Gli attacchi acuti sono caratterizzati da forte dolore alle articolazioni, ai piedi (spesso all'alluce), alle caviglie e alle ginocchia e, meno spesso, all'anca, alla spalla, al polso o al gomito. In genere, l'attacco inizia all'improvviso e l'articolazione diventa gonfia, arrossata, infiammata e molto dolente.
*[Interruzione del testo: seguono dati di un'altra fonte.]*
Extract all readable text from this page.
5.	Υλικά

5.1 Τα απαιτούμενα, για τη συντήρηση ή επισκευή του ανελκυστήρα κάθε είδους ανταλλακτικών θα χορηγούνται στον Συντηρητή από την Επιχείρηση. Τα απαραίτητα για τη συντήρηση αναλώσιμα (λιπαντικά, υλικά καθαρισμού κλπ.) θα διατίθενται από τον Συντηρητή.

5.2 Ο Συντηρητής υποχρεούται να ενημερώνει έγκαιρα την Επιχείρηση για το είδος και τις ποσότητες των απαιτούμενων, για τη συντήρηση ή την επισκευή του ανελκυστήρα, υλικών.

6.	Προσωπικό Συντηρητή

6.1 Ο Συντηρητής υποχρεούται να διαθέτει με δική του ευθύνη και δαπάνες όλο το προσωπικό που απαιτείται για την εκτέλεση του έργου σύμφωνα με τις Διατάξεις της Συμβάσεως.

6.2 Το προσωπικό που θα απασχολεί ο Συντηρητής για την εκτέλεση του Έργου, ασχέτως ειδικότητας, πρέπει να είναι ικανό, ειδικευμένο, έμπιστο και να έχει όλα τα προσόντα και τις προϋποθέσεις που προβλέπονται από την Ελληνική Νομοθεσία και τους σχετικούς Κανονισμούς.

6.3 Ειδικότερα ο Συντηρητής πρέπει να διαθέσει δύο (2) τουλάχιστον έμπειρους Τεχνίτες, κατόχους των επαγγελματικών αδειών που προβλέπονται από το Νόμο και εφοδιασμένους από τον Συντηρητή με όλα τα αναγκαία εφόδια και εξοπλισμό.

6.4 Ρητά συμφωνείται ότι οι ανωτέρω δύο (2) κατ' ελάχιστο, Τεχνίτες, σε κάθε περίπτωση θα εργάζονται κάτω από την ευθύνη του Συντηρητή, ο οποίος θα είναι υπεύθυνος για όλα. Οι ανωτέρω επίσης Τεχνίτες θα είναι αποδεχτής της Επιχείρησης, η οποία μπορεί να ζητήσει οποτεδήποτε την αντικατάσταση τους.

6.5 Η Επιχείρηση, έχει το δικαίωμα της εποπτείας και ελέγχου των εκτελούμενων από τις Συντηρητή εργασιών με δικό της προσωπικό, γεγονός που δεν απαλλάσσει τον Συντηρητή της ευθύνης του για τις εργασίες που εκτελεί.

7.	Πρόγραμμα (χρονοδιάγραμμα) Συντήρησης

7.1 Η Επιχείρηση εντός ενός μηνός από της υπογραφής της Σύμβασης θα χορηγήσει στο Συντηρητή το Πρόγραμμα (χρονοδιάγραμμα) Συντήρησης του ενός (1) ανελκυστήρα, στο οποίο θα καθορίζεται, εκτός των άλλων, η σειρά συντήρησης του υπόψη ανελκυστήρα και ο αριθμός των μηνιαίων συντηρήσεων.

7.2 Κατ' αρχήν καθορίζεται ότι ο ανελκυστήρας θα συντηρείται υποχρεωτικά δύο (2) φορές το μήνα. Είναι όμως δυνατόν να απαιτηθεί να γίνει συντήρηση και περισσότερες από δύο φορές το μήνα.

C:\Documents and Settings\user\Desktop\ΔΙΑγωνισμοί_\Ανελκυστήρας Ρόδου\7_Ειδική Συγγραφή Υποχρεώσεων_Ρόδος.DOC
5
Se non trattati, gli attacchi possono durare da pochi giorni a oltre una settimana.

Attacchi ripetuti possono provocare la gotta tofacea cronica, un'affezione in cui cristalli di acido urico si depositano, sotto forma di materiale bianco simile a gesso (tofi), nei tessuti molli, interni ed esterni alle articolazioni, causando borsite (cioè l'infiammazione della borsa, una sacca di tessuto connettivo fibroso piena di liquido in continuità con la membrana sinoviale che riveste l'interno delle articolazioni) e distruzione del tessuto osseo. Una caratteristica tipica della malattia consiste nell'accumulo di depositi di sali di acido urico (urati) anche nell'orecchio esterno e, talvolta, nei reni (nefropatia da urati o gottosa).

3. Terapia

La terapia della gotta richiede il riposo completo dell'arto colpito, una dieta semplice, povera di proteine e molto ricca di acqua, allo scopo di favorire l'eliminazione dell'acido urico dall'organismo. La fase acuta può essere gestita con farmaci antinfiammatori come la colchicina o l'indometacina. Per la gotta cronica si utilizzano, in genere, agenti che facilitano l'escrezione dell'acido urico, come il probenecid, e sostanze che ne inibiscono la produzione, come l'allopurinolo.